THE HIDDEN HORTICULTURALISTS
The Untold Story of the Men Who Shaped Britain’s Gardens By Fiona Davison Atlantic Books
In 2012, Fiona Davison started a new role as head of libraries and exhibitions at the Royal Horticultural Society (RHS). She soaked up the treasures of the largest horticultural library in the world, but it was one particular notebook that captured her attention. Titled The Handwriting of Under-Gardeners and Labourers, the book contained 105 handwritten notes from young gardeners from 1823–29.
Their story starts with the purchase of the RHS’s first garden in Chiswick – a place to propagate plants and horticultural knowledge. A period of exploration and trade, coupled with scientific knowledge and new wealth, was fuelling interest in botany and practical horticulture. The garden was established and the 105 young men were its first students.

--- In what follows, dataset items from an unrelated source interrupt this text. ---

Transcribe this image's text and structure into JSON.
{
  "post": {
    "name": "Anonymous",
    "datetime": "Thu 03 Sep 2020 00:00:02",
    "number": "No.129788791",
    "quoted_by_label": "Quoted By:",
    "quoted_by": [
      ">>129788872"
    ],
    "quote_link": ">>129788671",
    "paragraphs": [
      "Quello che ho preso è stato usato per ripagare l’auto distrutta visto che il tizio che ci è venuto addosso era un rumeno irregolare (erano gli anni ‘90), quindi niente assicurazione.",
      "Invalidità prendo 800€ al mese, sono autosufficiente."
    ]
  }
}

It was a time of economic hardship in many rural areas – farming prices were depressed, and ‘enclosure’ (landowners consolidating open fields into private enclosed units) meant many men couldn’t follow their fathers as farm tenants. A career in horticulture appealed to men from working-class backgrounds.
Their stories are as diverse as the plants they learned to grow. There are plant collectors, head gardeners, nurserymen – some from a pedigree horticultural background, most not. Well-known gardener, architect and MP Joseph Paxton was among the men, but most remained unknown. Their stories take in fraud, fashion, fame, international travel, scandal, madness and, naturally, plants.
Today, much of the men’s work has disappeared – there is no Chiswick Garden, other than a cul-de-sac called Horticultural Place – but their work echoes in our idea of a domestic garden, and in the horticultural trainees at RHS Wisley. Thanks to Davison, their stories, once dormant, have been unearthed to bloom again.